Un signe de tête, remerciement sommaire, et il s'éloigna du guichet de l'accueil. L'hôtel de ville était vide, il y comptait bien : voilà plusieurs semaines qu'il n'était pas sorti plus loin que le bureau de tabac et le dépanneur, et l'effort l'avait déjà épuisé. Parler aussi. Il oubliait le son de sa voix.
Il avait beaucoup hoché la tête, n'avait pas vraiment réussi à sourire. Il n'y avait pas non plus de quoi avoir le coeur en liesse ; le casier judiciaire était bien vierge, son identité était confirmée, il pouvait donc travailler. L'employé de mairie avait longuement dévisagé l'atèle, soutenu ses sourcils froncés par de grandes inspirations inquisitrices. Il se fichait bien de savoir son avis sur la question et, supposait-il, l'employé lui-même s'en fichait. Ils s'étaient rendus leurs regards éreintés et méprisants comme deux vieilles peaux s'insultent chaque matin pour ne pas penser à la mort. Ils étaient aussi médiocres l'un que l'autre. Monsieur s'en fâchait un peu.
Travailler. Ses lunettes tombantes sur son nez confessaient son manque. Il n'était pas encore sorti de l'endroit qu'il avait une cigarette entre les lèvres, prête à être allumée. Il avait préparé les cours pour deux semestres entiers, l'absurde : il semblait s'ennuyer des hommes et des allumettes, avait oublié de racheter des briquets depuis l'accident.
Rafael soupirait par le nez, le haut des narines bloqué par les lunettes. Il n'arrivait pas à les redresser. Il ne trouvait pas les allumettes. Il n'arrivait pas à tenir debout avec ses béquilles. Il n'aurait pas pu atteindre la porte.
Dehors, enfin. Il lui semblait sortir du bagne et son coeur manqua des battements.
Ses épaules se détendirent à la première inspiration. Il ouvrit les yeux sur l'autobus déjà parti, le peu de circulation, le silence de Stonehaven, l'assourdissant vacarme du vent et de la mer. Ne restaient que son corps adossé au grès des murs et des jeunes gens, un couple d'étrangers. Il ne déporta son regard nulle part ailleurs parce qu'il oubliait la politesse élémentaire. Avait-il seulement dormi deux heures, cette nuit, encore ?
La cendre tombait sur sa chemise, celle qui portait les documents, qu'il n'avait pas rangé dans sa sacoche. Il oublia à nouveau de le faire lorsqu'il crut comprendre, de là où il était, que les étrangers n'avait eux non plus nulle part où aller maintenant que le bus était parti. C'était un bus qu'ils attendaient, n'est-ce pas ? Il s'en moquait éperdument.
Ses mains se crispèrent sur les béquilles et la chemise. Il avait gardé la cigarette à la bouche et somma son sommeil de se faire discret alors qu'il s'éclaircissait la voix, arrivé à la hauteur d'une jeune femme dont le nez busqué et la chevelure très claire l'interpellèrent vivement. Il la voyait de profil et ne faisait pas grand cas du grand brun efflanqué qui l'accompagnait.

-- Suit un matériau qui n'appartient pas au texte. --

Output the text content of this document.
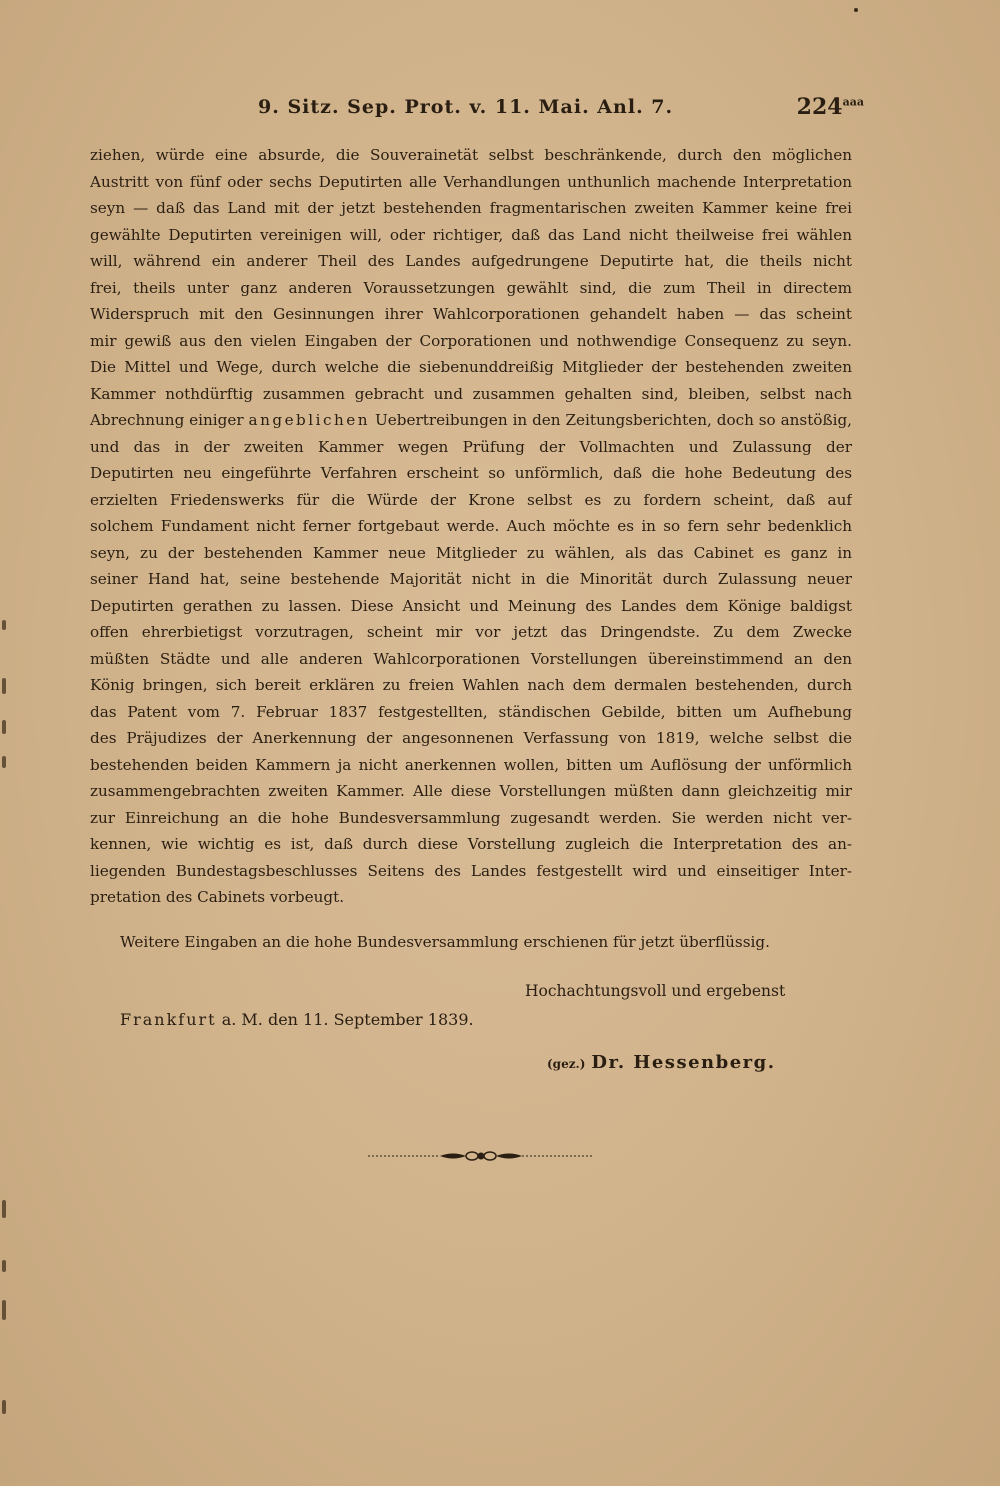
9. Sitz. Sep. Prot. v. 11. Mai. Anl. 7.	$224^{aaa}$
ziehen, würde eine absurde, die Souverainetät selbst beschränkende, durch den möglichen
Austritt von fünf oder sechs Deputirten alle Verhandlungen unthunlich machende Interpretation
seyn — daß das Land mit der jetzt bestehenden fragmentarischen zweiten Kammer keine frei
gewählte Deputirten vereinigen will, oder richtiger, daß das Land nicht theilweise frei wählen
will, während ein anderer Theil des Landes aufgedrungene Deputirte hat, die theils nicht
frei, theils unter ganz anderen Voraussetzungen gewählt sind, die zum Theil in directem
Widerspruch mit den Gesinnungen ihrer Wahlcorporationen gehandelt haben — das scheint
mir gewiß aus den vielen Eingaben der Corporationen und nothwendige Consequenz zu seyn.
Die Mittel und Wege, durch welche die siebenunddreißig Mitglieder der bestehenden zweiten
Kammer nothdürftig zusammen gebracht und zusammen gehalten sind, bleiben, selbst nach
Abrechnung einiger angeblichen Uebertreibungen in den Zeitungsberichten, doch so anstößig,
und das in der zweiten Kammer wegen Prüfung der Vollmachten und Zulassung der
Deputirten neu eingeführte Verfahren erscheint so unförmlich, daß die hohe Bedeutung des
erzielten Friedenswerks für die Würde der Krone selbst es zu fordern scheint, daß auf
solchem Fundament nicht ferner fortgebaut werde. Auch möchte es in so fern sehr bedenklich
seyn, zu der bestehenden Kammer neue Mitglieder zu wählen, als das Cabinet es ganz in
seiner Hand hat, seine bestehende Majorität nicht in die Minorität durch Zulassung neuer
Deputirten gerathen zu lassen. Diese Ansicht und Meinung des Landes dem Könige baldigst
offen ehrerbietigst vorzutragen, scheint mir vor jetzt das Dringendste. Zu dem Zwecke
müßten Städte und alle anderen Wahlcorporationen Vorstellungen übereinstimmend an den
König bringen, sich bereit erklären zu freien Wahlen nach dem dermalen bestehenden, durch
das Patent vom 7. Februar 1837 festgestellten, ständischen Gebilde, bitten um Aufhebung
des Präjudizes der Anerkennung der angesonnenen Verfassung von 1819, welche selbst die
bestehenden beiden Kammern ja nicht anerkennen wollen, bitten um Auflösung der unförmlich
zusammengebrachten zweiten Kammer. Alle diese Vorstellungen müßten dann gleichzeitig mir
zur Einreichung an die hohe Bundesversammlung zugesandt werden. Sie werden nicht ver-
kennen, wie wichtig es ist, daß durch diese Vorstellung zugleich die Interpretation des an-
liegenden Bundestagsbeschlusses Seitens des Landes festgestellt wird und einseitiger Inter-
pretation des Cabinets vorbeugt.
Weitere Eingaben an die hohe Bundesversammlung erschienen für jetzt überflüssig.
Hochachtungsvoll und ergebenst
Frankfurt a. M. den 11. September 1839.
(gez.) Dr. Hessenberg.
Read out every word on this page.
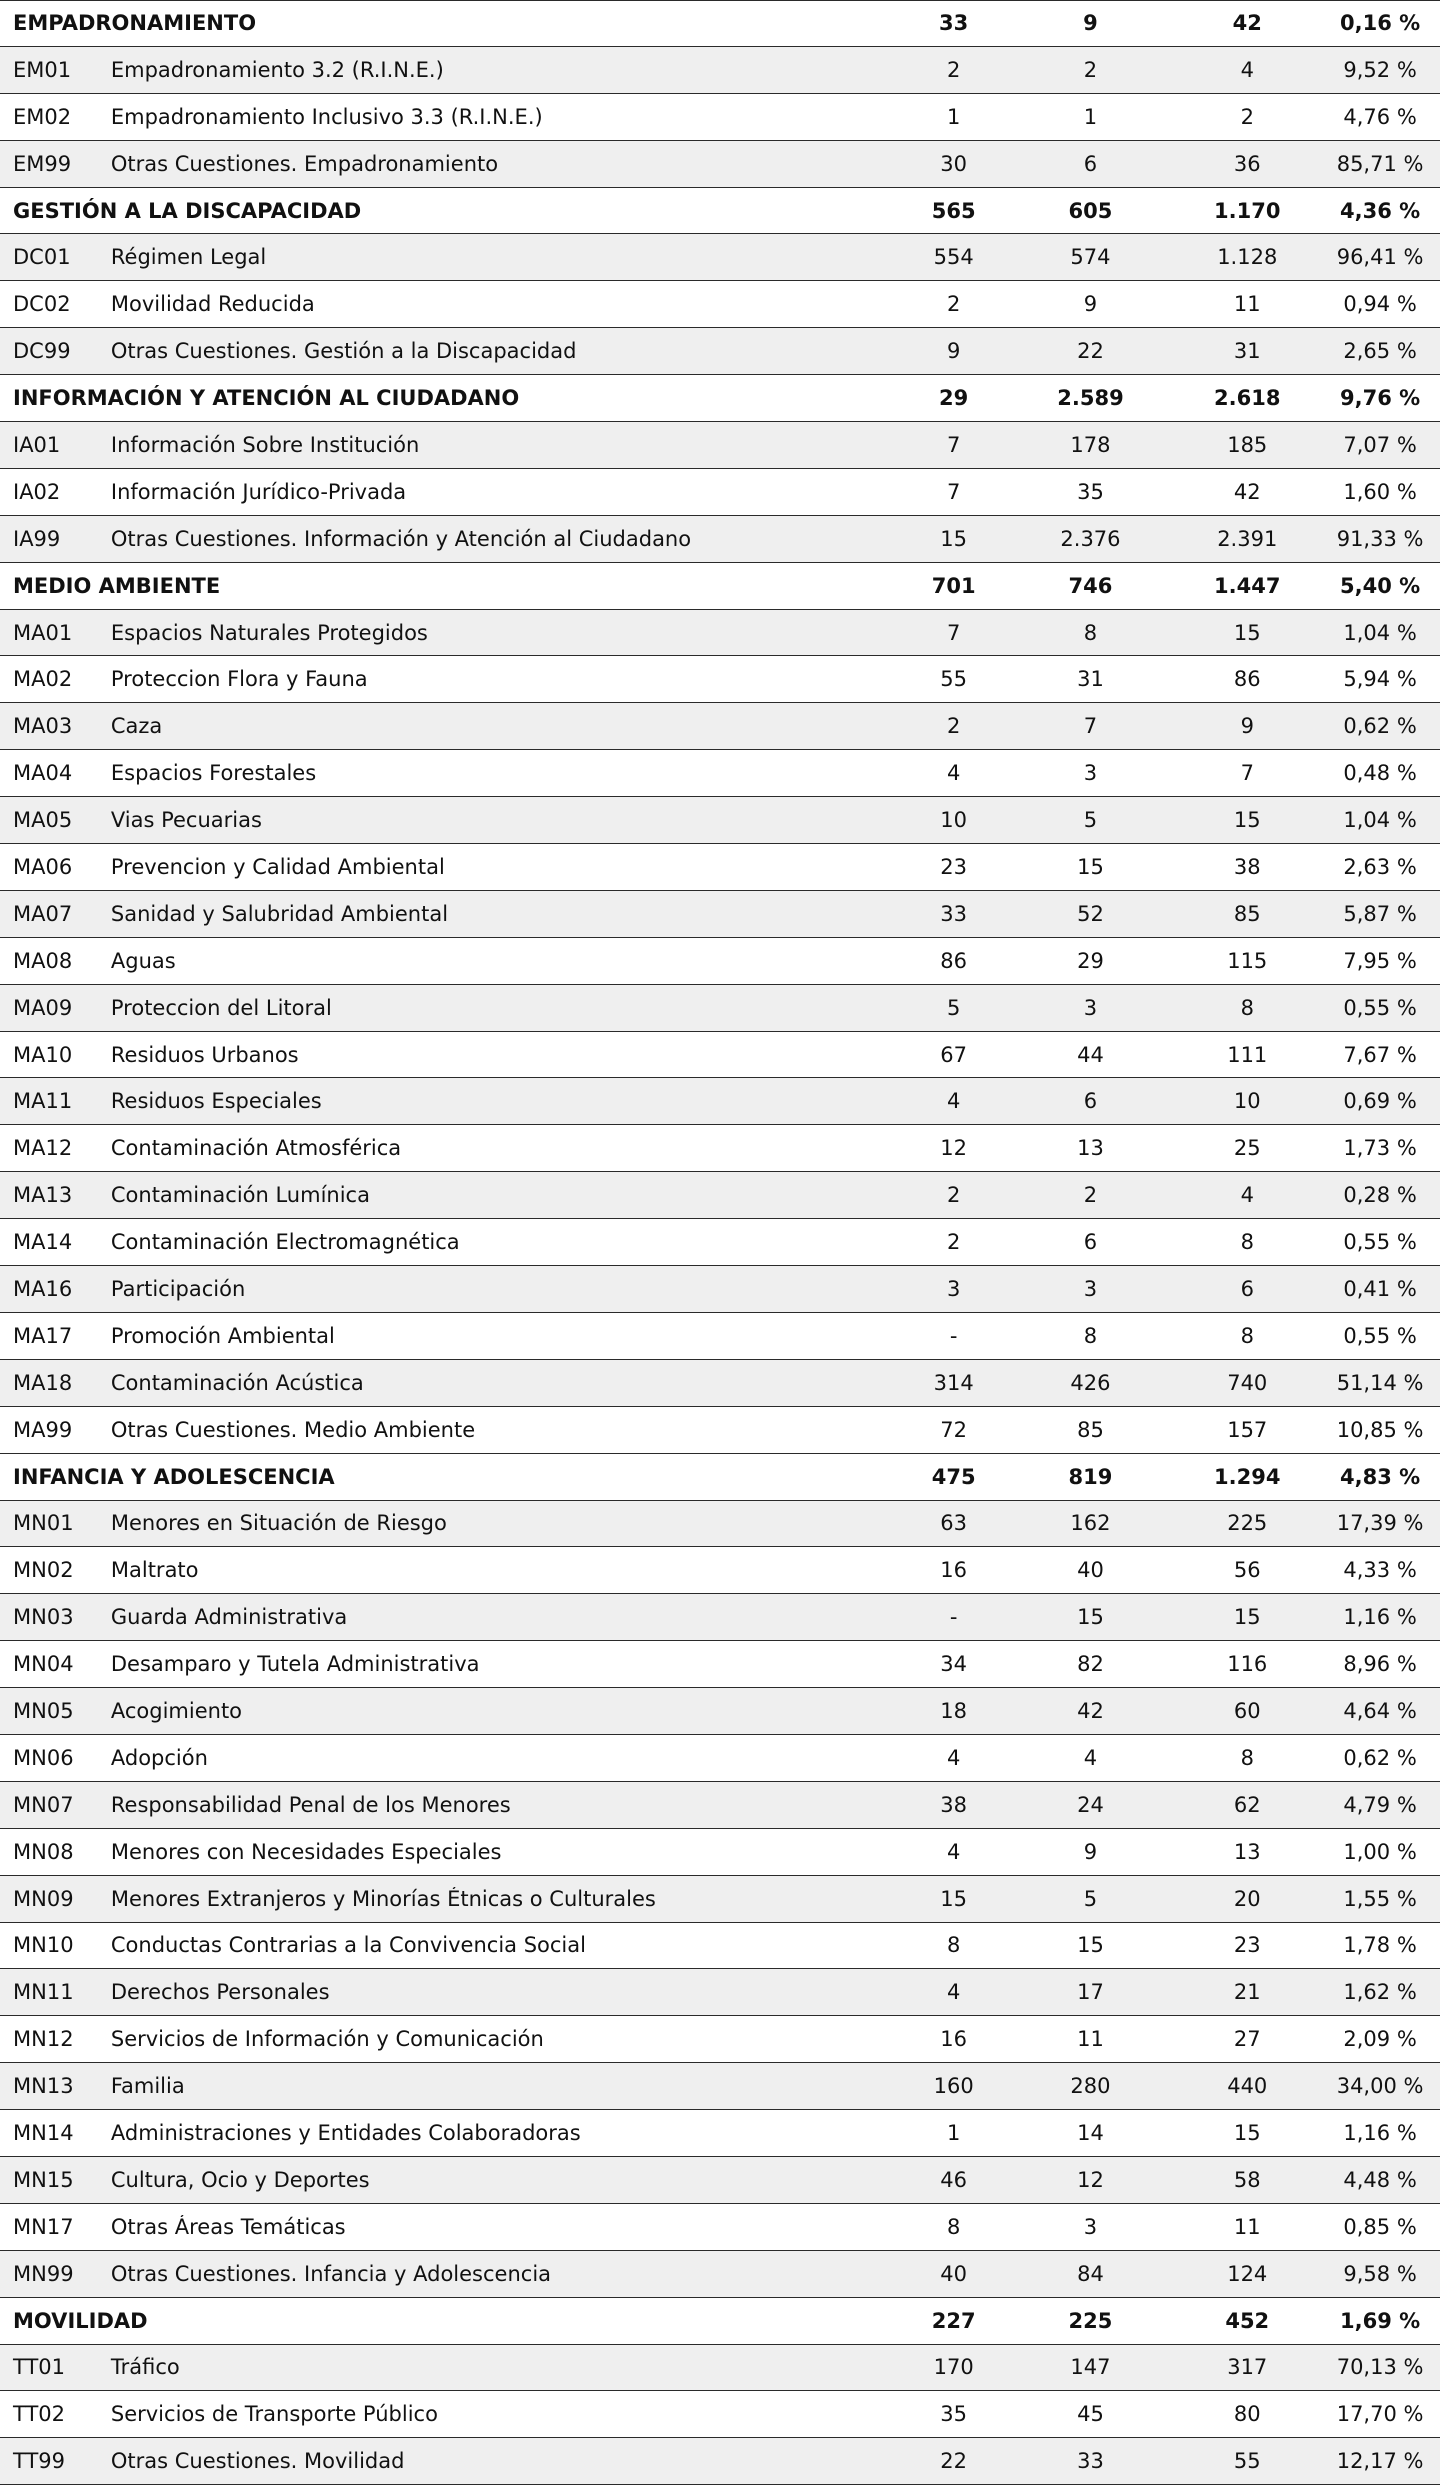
EMPADRONAMIENTO	33	9	42	0,16 %
EM01	Empadronamiento 3.2 (R.I.N.E.)	2	2	4	9,52 %
EM02	Empadronamiento Inclusivo 3.3 (R.I.N.E.)	1	1	2	4,76 %
EM99	Otras Cuestiones. Empadronamiento	30	6	36	85,71 %
GESTIÓN A LA DISCAPACIDAD	565	605	1.170	4,36 %
DC01	Régimen Legal	554	574	1.128	96,41 %
DC02	Movilidad Reducida	2	9	11	0,94 %
DC99	Otras Cuestiones. Gestión a la Discapacidad	9	22	31	2,65 %
INFORMACIÓN Y ATENCIÓN AL CIUDADANO	29	2.589	2.618	9,76 %
IA01	Información Sobre Institución	7	178	185	7,07 %
IA02	Información Jurídico-Privada	7	35	42	1,60 %
IA99	Otras Cuestiones. Información y Atención al Ciudadano	15	2.376	2.391	91,33 %
MEDIO AMBIENTE	701	746	1.447	5,40 %
MA01	Espacios Naturales Protegidos	7	8	15	1,04 %
MA02	Proteccion Flora y Fauna	55	31	86	5,94 %
MA03	Caza	2	7	9	0,62 %
MA04	Espacios Forestales	4	3	7	0,48 %
MA05	Vias Pecuarias	10	5	15	1,04 %
MA06	Prevencion y Calidad Ambiental	23	15	38	2,63 %
MA07	Sanidad y Salubridad Ambiental	33	52	85	5,87 %
MA08	Aguas	86	29	115	7,95 %
MA09	Proteccion del Litoral	5	3	8	0,55 %
MA10	Residuos Urbanos	67	44	111	7,67 %
MA11	Residuos Especiales	4	6	10	0,69 %
MA12	Contaminación Atmosférica	12	13	25	1,73 %
MA13	Contaminación Lumínica	2	2	4	0,28 %
MA14	Contaminación Electromagnética	2	6	8	0,55 %
MA16	Participación	3	3	6	0,41 %
MA17	Promoción Ambiental	-	8	8	0,55 %
MA18	Contaminación Acústica	314	426	740	51,14 %
MA99	Otras Cuestiones. Medio Ambiente	72	85	157	10,85 %
INFANCIA Y ADOLESCENCIA	475	819	1.294	4,83 %
MN01	Menores en Situación de Riesgo	63	162	225	17,39 %
MN02	Maltrato	16	40	56	4,33 %
MN03	Guarda Administrativa	-	15	15	1,16 %
MN04	Desamparo y Tutela Administrativa	34	82	116	8,96 %
MN05	Acogimiento	18	42	60	4,64 %
MN06	Adopción	4	4	8	0,62 %
MN07	Responsabilidad Penal de los Menores	38	24	62	4,79 %
MN08	Menores con Necesidades Especiales	4	9	13	1,00 %
MN09	Menores Extranjeros y Minorías Étnicas o Culturales	15	5	20	1,55 %
MN10	Conductas Contrarias a la Convivencia Social	8	15	23	1,78 %
MN11	Derechos Personales	4	17	21	1,62 %
MN12	Servicios de Información y Comunicación	16	11	27	2,09 %
MN13	Familia	160	280	440	34,00 %
MN14	Administraciones y Entidades Colaboradoras	1	14	15	1,16 %
MN15	Cultura, Ocio y Deportes	46	12	58	4,48 %
MN17	Otras Áreas Temáticas	8	3	11	0,85 %
MN99	Otras Cuestiones. Infancia y Adolescencia	40	84	124	9,58 %
MOVILIDAD	227	225	452	1,69 %
TT01	Tráfico	170	147	317	70,13 %
TT02	Servicios de Transporte Público	35	45	80	17,70 %
TT99	Otras Cuestiones. Movilidad	22	33	55	12,17 %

— Veuillez m'excuser, puis-je vous être utile en quoi que ce soit ? demandait-il dans un anglais impeccable, par habitude. Le bruit clair de papiers d'identité et de justificatifs en tout genre qui tombent au sol attira son regard lent. Il avait l'air dégoûté. Deutsch ? Français ? Il en doutait. Ils semblaient d'origine slave ou scandinave, particulièrement la jeune femme.
Ses lèvres se raffermirent autour de la cigarette lorsqu'il entreprit de se pencher, à grand peine, vers sa triste biographie.